Ci ha lasciati soli ma non orfani della sua poesia

Dieci anni sono volati via, senza che il ricordo di quei momenti ne esca smorzato, o diluito dal tempo. Lo zelo della memoria e il fervore del rimpianto s’intrecciano e l’intreccio mantiene, dopo due lustri, la sua nitidezza - e non alludo tanto al momento in cui, era l’11 gennaio del 1999, Fabrizio De André si congedò da noi, quanto alla percezione definitiva che, di quella perdita, ci arrivò dal funerale, avvenuto due giorni dopo: occorre tempo, si sa, per arrendersi ai lutti, assimilarne l’enormità e prenderne finalmente atto.
Fu in una chiesa di Genova, in una mattinata di dolore collettivo, di straziata accettazione e di gente a migliaia: solo quando vedemmo il furgone funebre sparire lontano, si capì interamente che lui se n’era andato e non l’avremmo più rivisto. Ma si capì anche che non l’avremmo perso: per la renitenza che i poeti oppongono alla morte, e che è naturale conseguenza del bisogno che noi abbiamo di essi, Fabrizio De André non ci avrebbe mai fatto mancare, lo sentimmo, il balsamo amico e il fecondo veleno della sua poesia. Ricordo che di fronte a quella bara che se ne andava, Beppe Grillo ed io ci abbracciammo, per una volta violando il vecchio riserbo di noi liguri, refrattari alle effusioni: tanto l’emozione soverchiava tutto e tutti.
Dieci anni dopo, stupisce ma pure conforta il persistere, intatto, di quell’emozione. Quel sentirci, sì, impotenti dinanzi alla malevolenza d’un destino che ci rubò un fratello e un grande artista, ma certi che lui, nonostante tutto, non ci è mai venuto meno. Sicché l'assenza s’è fatta nel contempo presenza: un ossimoro all’incontrario, in cui gli opposti si sovrappongono e, misteriosamente, si compenetrano.
Dunque, per dieci anni, ci siamo sentiti soli, ma in compagnia. Soli ma non abbandonati. Tanto la poesia di De André riesce a conciliare le tracce del tempo in cui nacque con i connotati dell’oggi: per quella virtù profetica che Pier Paolo Pasolini riconosceva, da Poeta, ai poeti, e che si svela, per esempio, nelle immagini sconvolgenti della Domenica delle salme, scritta al tramonto degli anni Ottanta ma presago ritratto di questi primi anni Duemila, con le inerenti insicurezze, nefandezze, eclissi dell’etica, perversioni della politica.
Anche per questo l’immagine di Fabrizio De André non stinge con gli anni, né s’attutisce quell’affetto nutrito di gratitudine, che un pubblico sempre più folto gli va tributando: fatto davvero insolito, in un mondo governato dall’effimero.

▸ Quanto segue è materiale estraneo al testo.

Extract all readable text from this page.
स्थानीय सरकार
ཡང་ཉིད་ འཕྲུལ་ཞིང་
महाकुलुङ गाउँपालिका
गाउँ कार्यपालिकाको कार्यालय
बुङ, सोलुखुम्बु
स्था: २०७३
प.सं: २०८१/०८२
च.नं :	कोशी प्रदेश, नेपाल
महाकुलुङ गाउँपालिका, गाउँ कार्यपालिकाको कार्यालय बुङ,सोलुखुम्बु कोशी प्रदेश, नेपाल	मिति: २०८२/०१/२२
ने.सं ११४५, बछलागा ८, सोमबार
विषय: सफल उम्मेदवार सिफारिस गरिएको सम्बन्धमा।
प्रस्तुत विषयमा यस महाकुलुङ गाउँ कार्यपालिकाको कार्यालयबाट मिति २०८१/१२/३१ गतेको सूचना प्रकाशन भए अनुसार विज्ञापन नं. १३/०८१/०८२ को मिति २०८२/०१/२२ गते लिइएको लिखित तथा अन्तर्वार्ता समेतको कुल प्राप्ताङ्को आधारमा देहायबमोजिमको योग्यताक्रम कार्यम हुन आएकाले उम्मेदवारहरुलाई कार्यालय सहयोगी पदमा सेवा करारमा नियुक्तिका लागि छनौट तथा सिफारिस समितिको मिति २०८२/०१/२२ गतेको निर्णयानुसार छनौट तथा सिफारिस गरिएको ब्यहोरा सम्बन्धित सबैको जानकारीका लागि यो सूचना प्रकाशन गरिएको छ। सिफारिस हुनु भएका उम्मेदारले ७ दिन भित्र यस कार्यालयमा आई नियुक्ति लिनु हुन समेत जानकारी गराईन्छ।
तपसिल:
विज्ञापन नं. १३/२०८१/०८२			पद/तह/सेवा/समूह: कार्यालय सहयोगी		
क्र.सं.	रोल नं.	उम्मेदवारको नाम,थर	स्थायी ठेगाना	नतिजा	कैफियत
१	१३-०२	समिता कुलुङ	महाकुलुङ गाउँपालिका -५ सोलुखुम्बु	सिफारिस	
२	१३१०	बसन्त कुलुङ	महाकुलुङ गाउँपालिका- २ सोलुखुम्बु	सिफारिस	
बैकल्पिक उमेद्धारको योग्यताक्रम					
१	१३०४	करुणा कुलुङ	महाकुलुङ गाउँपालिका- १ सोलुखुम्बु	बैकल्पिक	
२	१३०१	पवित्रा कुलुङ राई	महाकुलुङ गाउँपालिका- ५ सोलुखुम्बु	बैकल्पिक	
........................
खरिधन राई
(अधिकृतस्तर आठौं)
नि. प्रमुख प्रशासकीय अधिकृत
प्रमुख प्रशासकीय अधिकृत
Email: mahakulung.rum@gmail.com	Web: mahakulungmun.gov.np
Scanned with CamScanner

E anche perciò l’avere scritto, a suo tempo, questo piccolo libro, e ora riproporlo, rivendica una sua umile legittimità: legata non tanto all’insorgere della memoria, quanto al suo continuo inverarsi nel presente, grazie alla perenne attualità che solo ai grandi artisti è concessa, e che non li lascia morire.